1998 must be on my mind (see my recent "Sphere" thread) for a reason...
That was the year I decided write my first screenplay. Hooray for nostalgia. I was 18...young, dumb, and full of cum, and a just deflowered virgin.
I was heavily into Kevin Williamson (for reviving the horror genre, snappy dialogue) and Robert Rodriguez (for making "the dream" seem possible for upstarts without connections) at the time. I had just discovered independent and foreign cinema, but was still a confirmed Hollywood genre film freak and ate up even the most misguided attempts.
The Faculty is one of those attempts. It's not the best example of what either of these guys can do on their own, but together, they made something pretty cool. An unabashedly vulgar, hard core, angsty and witty sci-fi horror thriller where the teens actually look like high schoolers and not 27 year old adults.

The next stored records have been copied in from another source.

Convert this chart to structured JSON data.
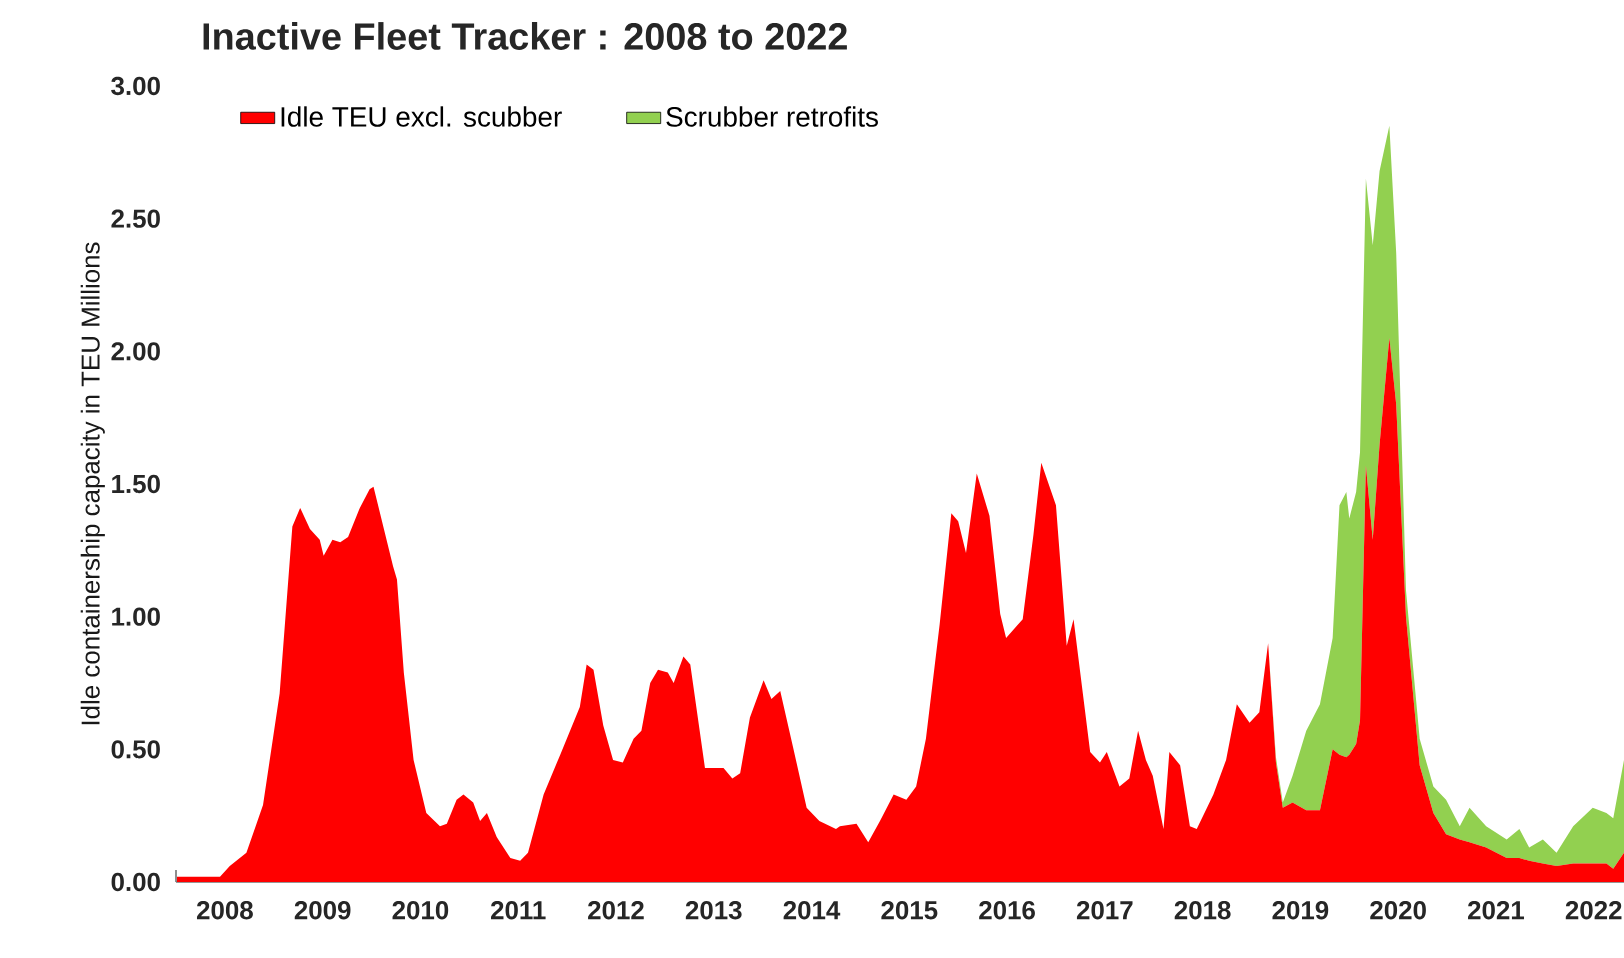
{
  "chart_data": {
    "type": "area",
    "title": "Inactive Fleet Tracker : 2008 to 2022",
    "ylabel": "Idle containership capacity in TEU Millions",
    "stacked": true,
    "legend": "top left",
    "x": [
      2008.01,
      2008.45,
      2008.55,
      2008.72,
      2008.89,
      2009.06,
      2009.19,
      2009.27,
      2009.37,
      2009.47,
      2009.51,
      2009.6,
      2009.68,
      2009.76,
      2009.88,
      2009.98,
      2010.02,
      2010.12,
      2010.22,
      2010.26,
      2010.33,
      2010.43,
      2010.56,
      2010.7,
      2010.77,
      2010.87,
      2010.94,
      2011.04,
      2011.11,
      2011.18,
      2011.28,
      2011.42,
      2011.52,
      2011.6,
      2011.76,
      2011.93,
      2012.13,
      2012.2,
      2012.27,
      2012.37,
      2012.47,
      2012.57,
      2012.68,
      2012.76,
      2012.85,
      2012.93,
      2013.03,
      2013.09,
      2013.19,
      2013.26,
      2013.41,
      2013.6,
      2013.69,
      2013.77,
      2013.87,
      2014.01,
      2014.09,
      2014.18,
      2014.31,
      2014.45,
      2014.58,
      2014.75,
      2014.79,
      2014.96,
      2015.08,
      2015.2,
      2015.34,
      2015.47,
      2015.57,
      2015.67,
      2015.81,
      2015.93,
      2016.0,
      2016.08,
      2016.19,
      2016.32,
      2016.43,
      2016.49,
      2016.66,
      2016.77,
      2016.85,
      2017.0,
      2017.11,
      2017.18,
      2017.35,
      2017.45,
      2017.52,
      2017.65,
      2017.75,
      2017.84,
      2017.92,
      2017.99,
      2018.1,
      2018.16,
      2018.27,
      2018.37,
      2018.44,
      2018.61,
      2018.74,
      2018.85,
      2018.98,
      2019.08,
      2019.17,
      2019.25,
      2019.32,
      2019.42,
      2019.56,
      2019.7,
      2019.83,
      2019.9,
      2019.97,
      2020.0,
      2020.07,
      2020.11,
      2020.17,
      2020.24,
      2020.31,
      2020.41,
      2020.48,
      2020.58,
      2020.72,
      2020.86,
      2020.99,
      2021.13,
      2021.23,
      2021.4,
      2021.61,
      2021.74,
      2021.84,
      2021.98,
      2022.12,
      2022.29,
      2022.49,
      2022.63,
      2022.7,
      2022.81
    ],
    "series": [
      {
        "name": "Idle TEU excl. scubber",
        "color": "#ff0000",
        "values": [
          0.02,
          0.02,
          0.06,
          0.11,
          0.29,
          0.71,
          1.34,
          1.41,
          1.33,
          1.29,
          1.23,
          1.29,
          1.28,
          1.3,
          1.41,
          1.48,
          1.49,
          1.34,
          1.19,
          1.14,
          0.79,
          0.46,
          0.26,
          0.21,
          0.22,
          0.31,
          0.33,
          0.3,
          0.23,
          0.26,
          0.17,
          0.09,
          0.08,
          0.11,
          0.33,
          0.48,
          0.66,
          0.82,
          0.8,
          0.59,
          0.46,
          0.45,
          0.54,
          0.57,
          0.75,
          0.8,
          0.79,
          0.75,
          0.85,
          0.82,
          0.43,
          0.43,
          0.39,
          0.41,
          0.62,
          0.76,
          0.69,
          0.72,
          0.51,
          0.28,
          0.23,
          0.2,
          0.21,
          0.22,
          0.15,
          0.23,
          0.33,
          0.31,
          0.36,
          0.54,
          0.97,
          1.39,
          1.36,
          1.24,
          1.54,
          1.38,
          1.01,
          0.92,
          0.99,
          1.31,
          1.58,
          1.42,
          0.89,
          0.99,
          0.49,
          0.45,
          0.49,
          0.36,
          0.39,
          0.57,
          0.46,
          0.4,
          0.2,
          0.49,
          0.44,
          0.21,
          0.2,
          0.33,
          0.46,
          0.67,
          0.6,
          0.64,
          0.9,
          0.45,
          0.28,
          0.3,
          0.27,
          0.27,
          0.5,
          0.48,
          0.47,
          0.48,
          0.52,
          0.61,
          1.57,
          1.29,
          1.65,
          2.05,
          1.8,
          1.0,
          0.44,
          0.26,
          0.18,
          0.16,
          0.15,
          0.13,
          0.09,
          0.09,
          0.08,
          0.07,
          0.06,
          0.07,
          0.07,
          0.07,
          0.05,
          0.11
        ]
      },
      {
        "name": "Scrubber retrofits",
        "color": "#92d050",
        "values": [
          0,
          0,
          0,
          0,
          0,
          0,
          0,
          0,
          0,
          0,
          0,
          0,
          0,
          0,
          0,
          0,
          0,
          0,
          0,
          0,
          0,
          0,
          0,
          0,
          0,
          0,
          0,
          0,
          0,
          0,
          0,
          0,
          0,
          0,
          0,
          0,
          0,
          0,
          0,
          0,
          0,
          0,
          0,
          0,
          0,
          0,
          0,
          0,
          0,
          0,
          0,
          0,
          0,
          0,
          0,
          0,
          0,
          0,
          0,
          0,
          0,
          0,
          0,
          0,
          0,
          0,
          0,
          0,
          0,
          0,
          0,
          0,
          0,
          0,
          0,
          0,
          0,
          0,
          0,
          0,
          0,
          0,
          0,
          0,
          0,
          0,
          0,
          0,
          0,
          0,
          0,
          0,
          0,
          0,
          0,
          0,
          0,
          0,
          0,
          0,
          0,
          0,
          0,
          0.02,
          0.02,
          0.1,
          0.3,
          0.4,
          0.42,
          0.94,
          1.0,
          0.89,
          0.95,
          1.01,
          1.08,
          1.11,
          1.03,
          0.8,
          0.57,
          0.1,
          0.1,
          0.1,
          0.13,
          0.05,
          0.13,
          0.08,
          0.07,
          0.11,
          0.05,
          0.09,
          0.05,
          0.14,
          0.21,
          0.19,
          0.19,
          0.35
        ]
      }
    ],
    "xlim": [
      2008,
      2022.81
    ],
    "ylim": [
      0,
      3
    ],
    "xticks": [
      {
        "value": 2008,
        "label": null
      },
      {
        "value": 2009,
        "label": null
      },
      {
        "value": 2010,
        "label": null
      },
      {
        "value": 2011,
        "label": null
      },
      {
        "value": 2012,
        "label": null
      },
      {
        "value": 2013,
        "label": null
      },
      {
        "value": 2014,
        "label": null
      },
      {
        "value": 2015,
        "label": null
      },
      {
        "value": 2016,
        "label": null
      },
      {
        "value": 2017,
        "label": null
      },
      {
        "value": 2018,
        "label": null
      },
      {
        "value": 2019,
        "label": null
      },
      {
        "value": 2020,
        "label": null
      },
      {
        "value": 2021,
        "label": null
      },
      {
        "value": 2022,
        "label": null
      },
      {
        "value": 2008.5,
        "label": "2008"
      },
      {
        "value": 2009.5,
        "label": "2009"
      },
      {
        "value": 2010.5,
        "label": "2010"
      },
      {
        "value": 2011.5,
        "label": "2011"
      },
      {
        "value": 2012.5,
        "label": "2012"
      },
      {
        "value": 2013.5,
        "label": "2013"
      },
      {
        "value": 2014.5,
        "label": "2014"
      },
      {
        "value": 2015.5,
        "label": "2015"
      },
      {
        "value": 2016.5,
        "label": "2016"
      },
      {
        "value": 2017.5,
        "label": "2017"
      },
      {
        "value": 2018.5,
        "label": "2018"
      },
      {
        "value": 2019.5,
        "label": "2019"
      },
      {
        "value": 2020.5,
        "label": "2020"
      },
      {
        "value": 2021.5,
        "label": "2021"
      },
      {
        "value": 2022.5,
        "label": "2022"
      }
    ],
    "yticks": [
      {
        "value": 0,
        "label": "0.00"
      },
      {
        "value": 0.5,
        "label": "0.50"
      },
      {
        "value": 1,
        "label": "1.00"
      },
      {
        "value": 1.5,
        "label": "1.50"
      },
      {
        "value": 2,
        "label": "2.00"
      },
      {
        "value": 2.5,
        "label": "2.50"
      },
      {
        "value": 3,
        "label": "3.00"
      }
    ]
  }
}
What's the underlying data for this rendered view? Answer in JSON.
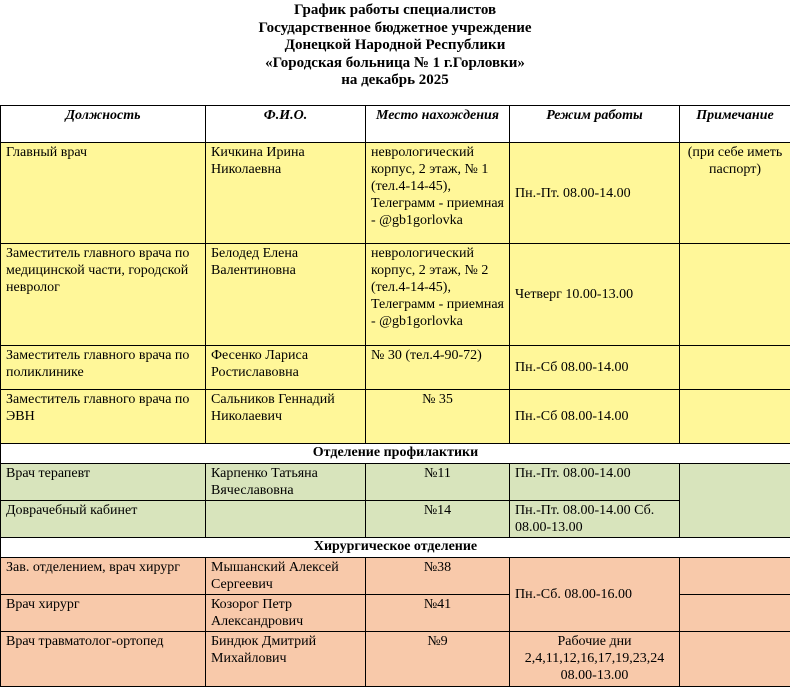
{
  "header": {
    "lines": [
      "График работы специалистов",
      "Государственное бюджетное учреждение",
      "Донецкой Народной Республики",
      "«Городская больница № 1 г.Горловки»",
      "на декабрь 2025"
    ]
  },
  "table": {
    "columns": [
      "Должность",
      "Ф.И.О.",
      "Место нахождения",
      "Режим работы",
      "Примечание"
    ],
    "rows": [
      {
        "position": "Главный врач",
        "name": "Кичкина Ирина Николаевна",
        "location": "неврологический корпус, 2 этаж, № 1 (тел.4-14-45), Телеграмм - приемная - @gb1gorlovka",
        "schedule": "Пн.-Пт. 08.00-14.00",
        "note": "(при себе иметь паспорт)"
      },
      {
        "position": "Заместитель главного врача по медицинской части, городской невролог",
        "name": "Белодед Елена Валентиновна",
        "location": "неврологический корпус, 2 этаж, № 2 (тел.4-14-45), Телеграмм - приемная - @gb1gorlovka",
        "schedule": "Четверг 10.00-13.00"
      },
      {
        "position": "Заместитель главного врача по поликлинике",
        "name": "Фесенко Лариса Ростиславовна",
        "location": "№ 30 (тел.4-90-72)",
        "schedule": "Пн.-Сб 08.00-14.00"
      },
      {
        "position": "Заместитель главного врача по ЭВН",
        "name": "Сальников Геннадий Николаевич",
        "location": "№ 35",
        "schedule": "Пн.-Сб 08.00-14.00"
      },
      {
        "section": "Отделение профилактики"
      },
      {
        "position": "Врач терапевт",
        "name": "Карпенко Татьяна Вячеславовна",
        "location": "№11",
        "schedule": "Пн.-Пт. 08.00-14.00"
      },
      {
        "position": "Доврачебный кабинет",
        "location": "№14",
        "schedule": "Пн.-Пт.  08.00-14.00 Сб. 08.00-13.00"
      },
      {
        "section": "Хирургическое отделение"
      },
      {
        "position": "Зав. отделением, врач хирург",
        "name": "Мышанский Алексей Сергеевич",
        "location": "№38",
        "schedule": "Пн.-Сб. 08.00-16.00"
      },
      {
        "position": "Врач хирург",
        "name": "Козорог Петр Александрович",
        "location": "№41"
      },
      {
        "position": "Врач травматолог-ортопед",
        "name": "Биндюк Дмитрий Михайлович",
        "location": "№9",
        "schedule": "Рабочие дни 2,4,11,12,16,17,19,23,24 08.00-13.00"
      }
    ]
  }
}
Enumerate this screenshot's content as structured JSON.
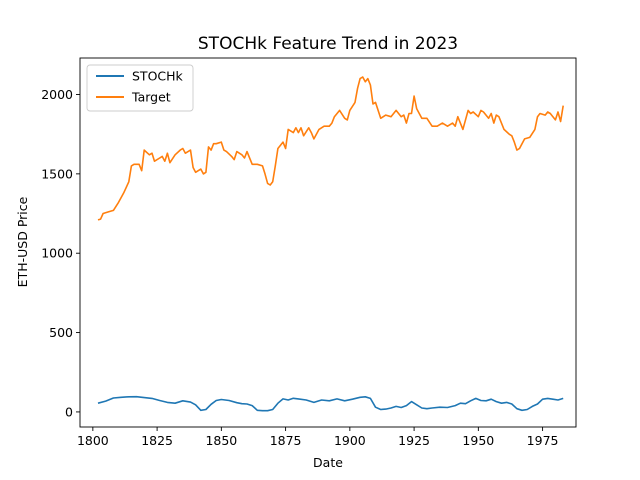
{
  "chart_data": {
    "type": "line",
    "title": "STOCHk Feature Trend in 2023",
    "xlabel": "Date",
    "ylabel": "ETH-USD Price",
    "xlim": [
      1795,
      1988
    ],
    "ylim": [
      -95,
      2230
    ],
    "x_ticks": [
      1800,
      1825,
      1850,
      1875,
      1900,
      1925,
      1950,
      1975
    ],
    "y_ticks": [
      0,
      500,
      1000,
      1500,
      2000
    ],
    "grid": false,
    "legend": "top-left",
    "series": [
      {
        "name": "STOCHk",
        "color": "#1f77b4",
        "x": [
          1802,
          1805,
          1808,
          1811,
          1814,
          1817,
          1820,
          1823,
          1826,
          1829,
          1832,
          1835,
          1838,
          1840,
          1842,
          1844,
          1846,
          1848,
          1850,
          1853,
          1856,
          1858,
          1860,
          1862,
          1864,
          1866,
          1868,
          1870,
          1872,
          1874,
          1876,
          1878,
          1880,
          1883,
          1886,
          1889,
          1892,
          1895,
          1898,
          1901,
          1904,
          1906,
          1908,
          1910,
          1912,
          1914,
          1916,
          1918,
          1920,
          1922,
          1924,
          1926,
          1928,
          1930,
          1932,
          1935,
          1938,
          1941,
          1943,
          1945,
          1947,
          1949,
          1951,
          1953,
          1955,
          1957,
          1959,
          1961,
          1963,
          1965,
          1967,
          1969,
          1971,
          1973,
          1975,
          1977,
          1979,
          1981,
          1983
        ],
        "values": [
          55,
          68,
          88,
          92,
          95,
          96,
          90,
          85,
          72,
          60,
          55,
          70,
          62,
          45,
          10,
          15,
          48,
          72,
          78,
          72,
          58,
          52,
          50,
          40,
          10,
          8,
          8,
          15,
          55,
          82,
          75,
          86,
          82,
          75,
          60,
          75,
          70,
          82,
          70,
          80,
          92,
          95,
          85,
          30,
          15,
          18,
          25,
          35,
          28,
          40,
          65,
          45,
          25,
          20,
          25,
          30,
          28,
          40,
          55,
          52,
          70,
          85,
          72,
          70,
          80,
          65,
          55,
          60,
          50,
          20,
          10,
          15,
          35,
          50,
          80,
          85,
          80,
          75,
          85
        ]
      },
      {
        "name": "Target",
        "color": "#ff7f0e",
        "x": [
          1802,
          1803,
          1804,
          1806,
          1808,
          1810,
          1812,
          1814,
          1815,
          1816,
          1818,
          1819,
          1820,
          1822,
          1823,
          1824,
          1826,
          1827,
          1828,
          1829,
          1830,
          1832,
          1834,
          1835,
          1836,
          1838,
          1839,
          1840,
          1842,
          1843,
          1844,
          1845,
          1846,
          1847,
          1848,
          1850,
          1851,
          1852,
          1854,
          1855,
          1856,
          1858,
          1859,
          1860,
          1862,
          1864,
          1866,
          1867,
          1868,
          1869,
          1870,
          1871,
          1872,
          1873,
          1874,
          1875,
          1876,
          1878,
          1879,
          1880,
          1881,
          1882,
          1884,
          1885,
          1886,
          1888,
          1890,
          1892,
          1893,
          1894,
          1896,
          1898,
          1899,
          1900,
          1902,
          1903,
          1904,
          1905,
          1906,
          1907,
          1908,
          1909,
          1910,
          1912,
          1914,
          1916,
          1918,
          1920,
          1921,
          1922,
          1923,
          1924,
          1925,
          1926,
          1928,
          1930,
          1932,
          1934,
          1936,
          1938,
          1940,
          1941,
          1942,
          1944,
          1946,
          1947,
          1948,
          1950,
          1951,
          1952,
          1954,
          1955,
          1956,
          1957,
          1958,
          1960,
          1962,
          1963,
          1964,
          1965,
          1966,
          1968,
          1970,
          1972,
          1973,
          1974,
          1976,
          1977,
          1978,
          1979,
          1980,
          1981,
          1982,
          1983
        ],
        "values": [
          1210,
          1215,
          1250,
          1260,
          1270,
          1320,
          1380,
          1450,
          1550,
          1560,
          1560,
          1520,
          1650,
          1620,
          1630,
          1580,
          1600,
          1610,
          1580,
          1630,
          1570,
          1620,
          1650,
          1660,
          1630,
          1650,
          1540,
          1510,
          1530,
          1500,
          1510,
          1670,
          1650,
          1690,
          1690,
          1700,
          1650,
          1640,
          1610,
          1590,
          1640,
          1620,
          1600,
          1640,
          1560,
          1560,
          1550,
          1500,
          1440,
          1430,
          1450,
          1550,
          1660,
          1680,
          1700,
          1660,
          1780,
          1760,
          1790,
          1760,
          1790,
          1740,
          1790,
          1760,
          1720,
          1780,
          1800,
          1800,
          1820,
          1860,
          1900,
          1850,
          1840,
          1900,
          1950,
          2040,
          2100,
          2110,
          2080,
          2100,
          2060,
          1940,
          1950,
          1850,
          1870,
          1860,
          1900,
          1860,
          1870,
          1820,
          1880,
          1880,
          1990,
          1910,
          1850,
          1850,
          1800,
          1800,
          1820,
          1800,
          1820,
          1800,
          1860,
          1780,
          1900,
          1880,
          1890,
          1860,
          1900,
          1890,
          1850,
          1880,
          1820,
          1870,
          1860,
          1780,
          1750,
          1740,
          1700,
          1650,
          1660,
          1720,
          1730,
          1780,
          1860,
          1880,
          1870,
          1890,
          1880,
          1860,
          1840,
          1890,
          1830,
          1930
        ]
      }
    ]
  }
}
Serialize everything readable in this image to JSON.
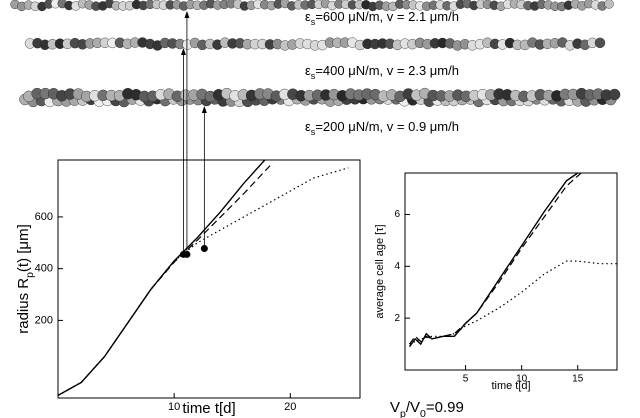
{
  "annotations": {
    "strip_labels": [
      {
        "symbol": "ε",
        "sub": "s",
        "text": "=600 μN/m, v = 2.1 μm/h"
      },
      {
        "symbol": "ε",
        "sub": "s",
        "text": "=400 μN/m, v = 2.3 μm/h"
      },
      {
        "symbol": "ε",
        "sub": "s",
        "text": "=200 μN/m, v = 0.9 μm/h"
      }
    ],
    "ratio": {
      "text": "V",
      "sub": "p",
      "mid": "/V",
      "sub2": "0",
      "rest": "=0.99"
    }
  },
  "chart_data": [
    {
      "type": "line",
      "xlabel": "time t[d]",
      "ylabel": {
        "text": "radius R",
        "sub": "p",
        "rest": "(t) [μm]"
      },
      "xlim": [
        0,
        26
      ],
      "ylim": [
        -100,
        820
      ],
      "xticks": [
        10,
        20
      ],
      "yticks": [
        200,
        400,
        600
      ],
      "series": [
        {
          "style": "solid",
          "color": "#000",
          "x": [
            0,
            2,
            4,
            6,
            8,
            10,
            12,
            14,
            16,
            17.8
          ],
          "values": [
            -90,
            -40,
            60,
            190,
            320,
            430,
            520,
            620,
            730,
            820
          ]
        },
        {
          "style": "dashed",
          "color": "#000",
          "x": [
            0,
            2,
            4,
            6,
            8,
            10,
            12,
            14,
            16,
            18.5
          ],
          "values": [
            -90,
            -40,
            60,
            190,
            320,
            425,
            510,
            600,
            690,
            810
          ]
        },
        {
          "style": "dotted",
          "color": "#000",
          "x": [
            0,
            2,
            4,
            6,
            8,
            10,
            12,
            14,
            16,
            18,
            20,
            22,
            25
          ],
          "values": [
            -90,
            -40,
            60,
            190,
            320,
            430,
            500,
            550,
            600,
            650,
            700,
            750,
            790
          ]
        }
      ],
      "markers": {
        "color": "#000",
        "x": [
          10.8,
          11.1,
          12.6
        ],
        "values": [
          455,
          455,
          478
        ]
      }
    },
    {
      "type": "line",
      "xlabel": "time t[d]",
      "ylabel": "average cell age [τ]",
      "xlim": [
        -0.4,
        18.5
      ],
      "ylim": [
        0,
        7.6
      ],
      "xticks": [
        5,
        10,
        15
      ],
      "yticks": [
        2,
        4,
        6
      ],
      "series": [
        {
          "style": "solid",
          "color": "#000",
          "x": [
            0,
            0.5,
            1,
            1.5,
            2,
            3,
            4,
            5,
            6,
            8,
            10,
            12,
            14,
            15
          ],
          "values": [
            0.9,
            1.2,
            1.0,
            1.4,
            1.2,
            1.3,
            1.3,
            1.8,
            2.2,
            3.5,
            4.8,
            6.1,
            7.3,
            7.6
          ]
        },
        {
          "style": "dashed",
          "color": "#000",
          "x": [
            0,
            0.5,
            1,
            1.5,
            2,
            3,
            4,
            5,
            6,
            8,
            10,
            12,
            14,
            15.3
          ],
          "values": [
            1.0,
            1.3,
            1.1,
            1.3,
            1.2,
            1.3,
            1.4,
            1.8,
            2.2,
            3.4,
            4.7,
            5.9,
            7.1,
            7.6
          ]
        },
        {
          "style": "dotted",
          "color": "#000",
          "x": [
            0,
            1,
            2,
            3,
            4,
            5,
            6,
            8,
            10,
            12,
            14,
            15,
            17,
            18.5
          ],
          "values": [
            1.0,
            1.2,
            1.3,
            1.3,
            1.4,
            1.7,
            1.9,
            2.4,
            3.0,
            3.7,
            4.2,
            4.2,
            4.1,
            4.1
          ]
        }
      ]
    }
  ]
}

The Faculty takes alot of cues from Carpenter's The Thing (of which Rodriguez is obviously a fan...he even recues some of Morricone's score for the Zeke's lab scene), and Invasion Of The Body Snatchers.
I believe this is also the big screen debut of Harry Knowles. This was right around the time I started reading aicn, before the troll invasion...or maybe it was always filled with the little creatures. Thankfully he has only one line and very little screen time. He's terrible (and fat).
Speaking of big screen debuts, Usher Raymond makes his first appearance in a film, and even replaces the actor who played Stan on the poster...which is odd, considering Usher has very little screen time in comparison to Stan, and he's not even really a main character. You can tell his casting was just an opportunity to shoehorn in a black pop star to lure the urban audience to a decidedly white washed film.
The acting is solid for a horror flick. Elijah Wood and Josh Hartnett are the two actors who pretty much control the two pronged tone of this flick. Wood's plays the paranoid, ostrcized geek who is up on the macabre happenings at the school with great skill. While Hartnett reinforces the film's, vulgar, cynical, hard edge in his portrayal of loner-by-choice, Zeke. It's pretty cool how both these characters are loners, but for different reasons. Clea DuVall channels the film's meta-horror-movie satirical elements, and everyone else is just sort of...there. Not that they're bad, but they're pretty much stock characters among the other more unique elements of the movie. Jordana Brewster the hot chick, Shawn Hatosy, the jock, and Laura Harris, the new girl (who obviously turns out to be the queen).
This is one of those guilty pleasures I like to revisit every now and again to remind myself that I used to have fun at the movies before I turned into a bitter, cynical film snob.